Okay, nobody else has had anything else to say about it....
At 11% approval rating for congress I expect a lot of incumbents to be given the bums rush.
National approval ratings for Congress do not equate
at all to local/state-level election results. Sub-25% approval ratings for Congress are nothing new, but then, neither is the 80-90% incumbency rate. Start looking at individual Representative's and Senator's approval ratings exclusively among their constituents, and the tapestry of Congressional upheaval you've woven in your mind will unravel.
Remember that the power-switch in Congress in 2006 took twelve years, and the Republican Revolution of 1994 was an affair that took four-decades to come to fruition. Ousting Ted Stevens took over forty years, and he wasn't actually voted out, despite being one of the most reviled characters in the Senate.
All politics are local, even if the polls you read are not. In Knoxville, you will find that Jimmy Duncan, Lamar Alexander, and Bob Corker are revered for appropriating federal dollars to worthy projects in the Second Congressional District and Tennessee as a whole. It's those other 532 bastards who are wasteful porkbarrel spenders, who need to be hefted out of their seats in Congress with a prybar. Replace names of people and places as appropriate for whatever locality you are in or researching.
It's a round-about and not-altogether-ethical way to do it, but Volkswagon factories and bridges to nowhere buy a lot of votes in a reelection bid, so the incumbency rate stays high. A Hoosier doesn't see the benefits of a tax-break to Volkswagon for building a factory in Tennessee or an appropriation to build multimillion-dollar bridges to remote Alaskan islands, so people in Indiana disapprove of these appropriations. People in Kentucky disapprove of these appropriations. People in Washington disapprove of these appropriations, etc., etc., etc. They feel as though they're getting screwed, even though they may be benefitting from the same kind of dubious activities on the part of their own Congressional delegation, thereby screwing everyone back.
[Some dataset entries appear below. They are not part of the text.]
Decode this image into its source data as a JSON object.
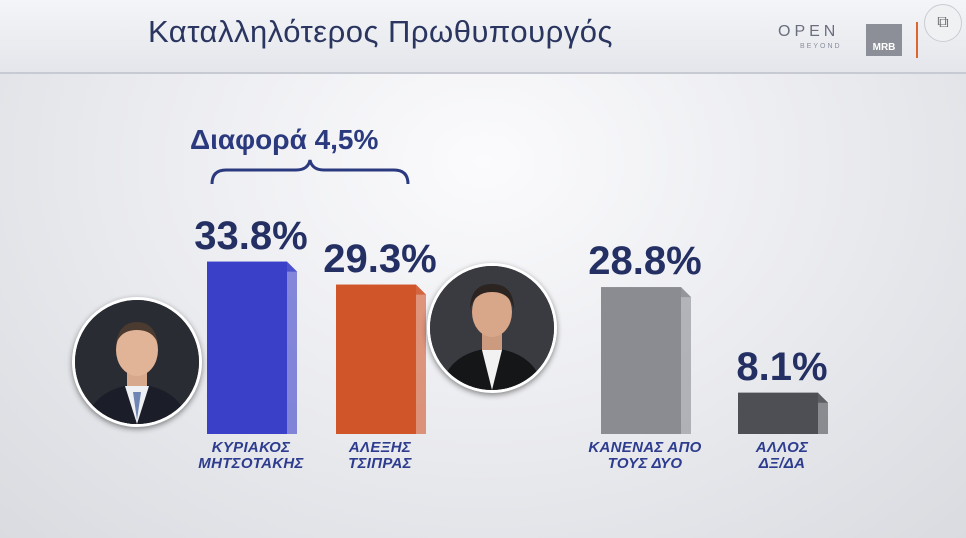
{
  "header": {
    "title": "Καταλληλότερος Πρωθυπουργός",
    "logo_open": "OPEN",
    "logo_beyond": "BEYOND",
    "logo_mrb": "MRB"
  },
  "colors": {
    "accent_text": "#2b3a7e",
    "bar_mitsotakis": "#3a40c8",
    "bar_tsipras": "#d0562a",
    "bar_none": "#8a8c92",
    "bar_other": "#4d4f55",
    "logo_accent": "#e0652c"
  },
  "chart_data": {
    "type": "bar",
    "title": "Καταλληλότερος Πρωθυπουργός",
    "annotation": "Διαφορά 4,5%",
    "categories": [
      "ΚΥΡΙΑΚΟΣ ΜΗΤΣΟΤΑΚΗΣ",
      "ΑΛΕΞΗΣ ΤΣΙΠΡΑΣ",
      "ΚΑΝΕΝΑΣ ΑΠΟ ΤΟΥΣ ΔΥΟ",
      "ΑΛΛΟΣ ΔΞ/ΔΑ"
    ],
    "category_lines": [
      [
        "ΚΥΡΙΑΚΟΣ",
        "ΜΗΤΣΟΤΑΚΗΣ"
      ],
      [
        "ΑΛΕΞΗΣ",
        "ΤΣΙΠΡΑΣ"
      ],
      [
        "ΚΑΝΕΝΑΣ ΑΠΟ",
        "ΤΟΥΣ ΔΥΟ"
      ],
      [
        "ΑΛΛΟΣ",
        "ΔΞ/ΔΑ"
      ]
    ],
    "values": [
      33.8,
      29.3,
      28.8,
      8.1
    ],
    "value_labels": [
      "33.8%",
      "29.3%",
      "28.8%",
      "8.1%"
    ],
    "bar_colors": [
      "#3a40c8",
      "#d0562a",
      "#8a8c92",
      "#4d4f55"
    ],
    "xlabel": "",
    "ylabel": "",
    "grid": false
  }
}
Why does it continue? Because it's always the other 532 people on Capitol Hill at fault. Congress won't alter a system that allows its members comfortable reelection, and the rules of Congressional appropriation are governed by none but Congress. (The Supreme Court might be able to overturn a rule, if a member of Congress sued, but the problem is a lack of rules in this particular area.) The executive branch briefly demonstrated some power to curtail such spending, for the period in which the President had line-item veto authority, but that power won't be coming back without a Constitutional amendment. Would Congress draft such an amendment? Would three-quarters of the state legislatures approve it? Would anybody, save a future President even call for it, and if such a President did make that request, would it not simply be shot down as a power-grab? Key: no, no, no, yes
So Congress has built itself a brick house of incumbency, and you can huff and puff, and build a typhoon of national-level dissatisfaction, but you won't blow that house down (or strain that metaphor any harder).
For what it's worth, that's not a defense of the existing system; just a realistic look at why INTERNET RAGE® isn't going to bring it down, even on the outside chance that enough incumbents are ousted to force the majority party out. I, for one, have been voting against the incumbents of Tennessee's Congressional delegation for the last eight-ish years, but this area has been what you might call 'reliably red' since about the time the Civil Rights Act got passed.
tl;dr - All politics are local, and career politicians write laws to extend the length of their careers.